Maria Helena Machado ensinou turmas de raparigas dessa mesma escola até 1972. Agora com 77 anos, tenta ajudar.

"Algumas dessas raparigas foram minhas alunas, mas a minha cabeça... Estas festas faziam-se anualmente. Houve um ano que até foram lá os Sheiks," diz.

Apesar de não ter identificado ninguém, o comentário de Maria Helena ajuda a acordar o grupo. A sala começa num burburinho de referências trocadas e nomes debaixo da língua que teimam em não sair. Há quem garanta que conheça a rapariga do meio, saiba até dizer onde vivia, acabando por se declarar incapaz de recordar o nome ou o apelido.

"Ela é professora. Vocês sabem quem é. É casada com um moço da Beira. Oh pá... não me consigo lembrar do nome da rapariga," diz Felismina Pires.

"Faz lembrar a irmã do Abilinho," diz alguém no meio da sala. "Se não é ela, é parecida," continua.

As funcionárias do Museu servem bolo rei e chá de gengibre e de limão.

Na primeira quarta-feira de cada mês, uma pequena sala do museu enche-se com um grupo de reformados que nos últimos cinco anos foi ganhando o hábito, e o vício, de ajudar Helga Serôdio a cozer uma manta a partir dos retalhos que são as fotografias exibidas durante as sessões.
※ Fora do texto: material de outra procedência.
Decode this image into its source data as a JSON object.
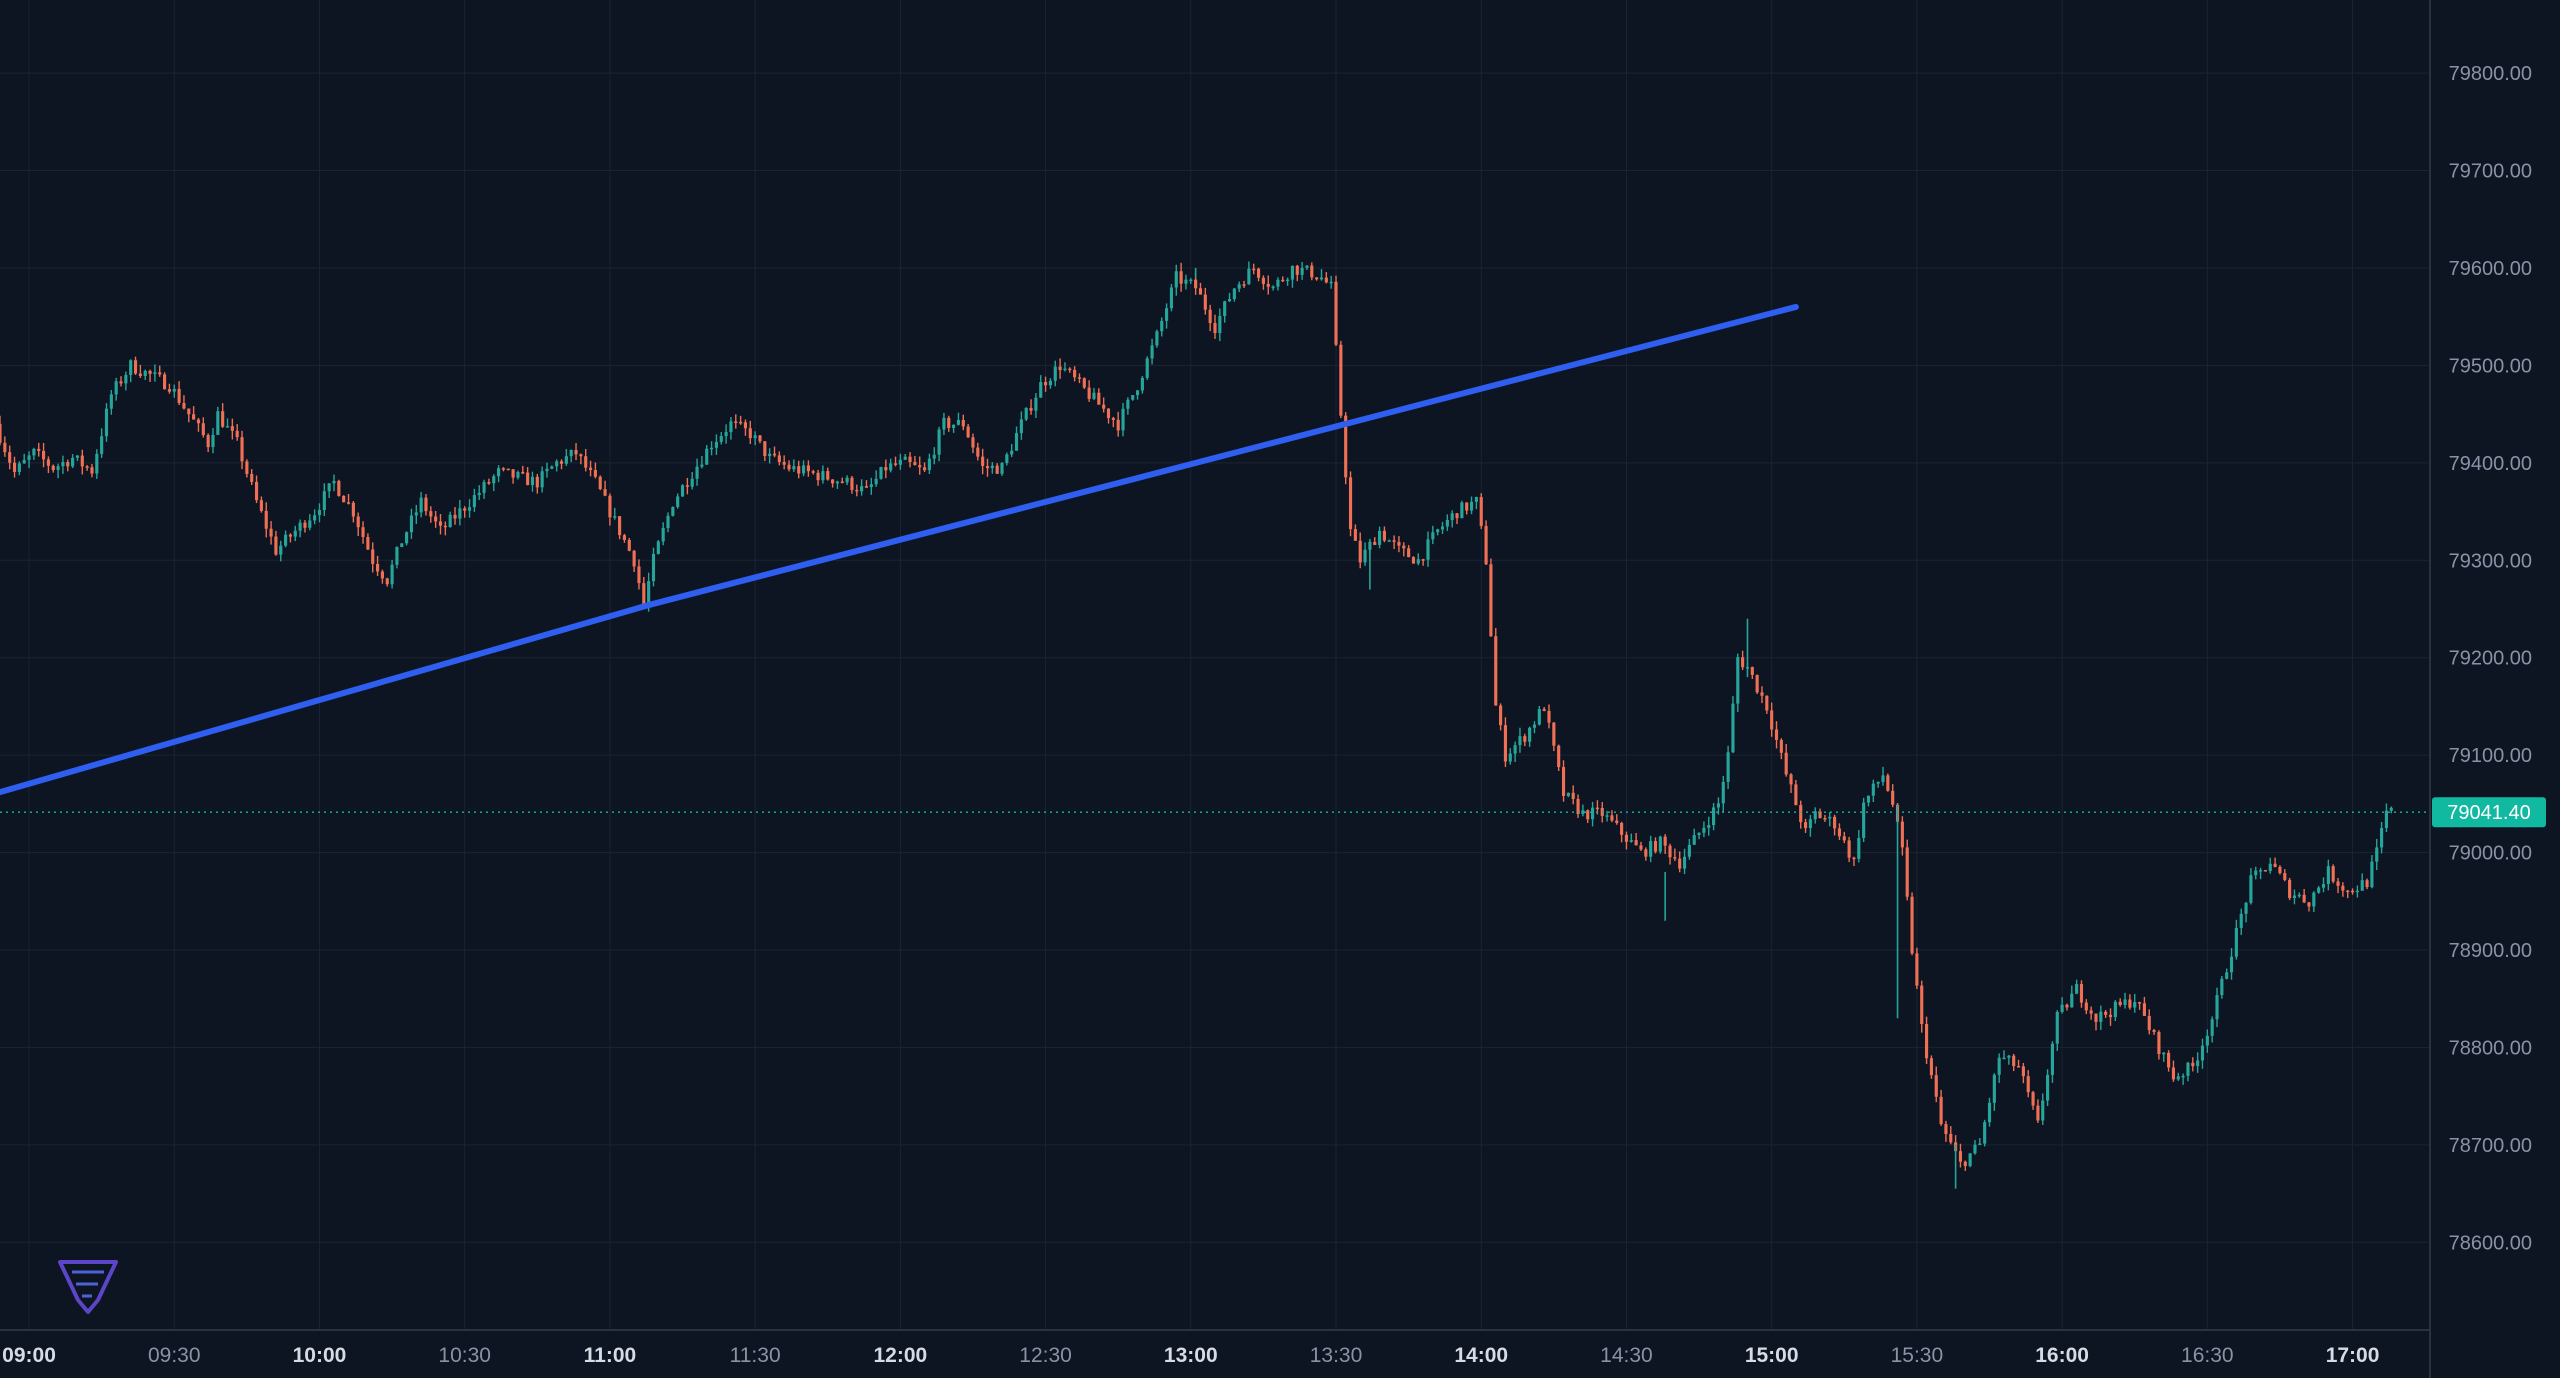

Desde 2014 que Helga e a equipa selecionam mensalmente cerca de 80 ou 100 fotografias, entre retratos de homens, mulheres, crianças, famílias ou reportagens de momentos da vida cultural de Loulé desde os anos 20 do século XX.

"Na informação que recolhemos durante estas sessões conseguimos elencar estabelecimentos comerciais, a sua localização, quem eram os proprietários, conseguimos apurar as famílias de Loulé e os cruzamentos das famílias umas com as outras, as alcunhas, as profissões," diz Helga Serôdio.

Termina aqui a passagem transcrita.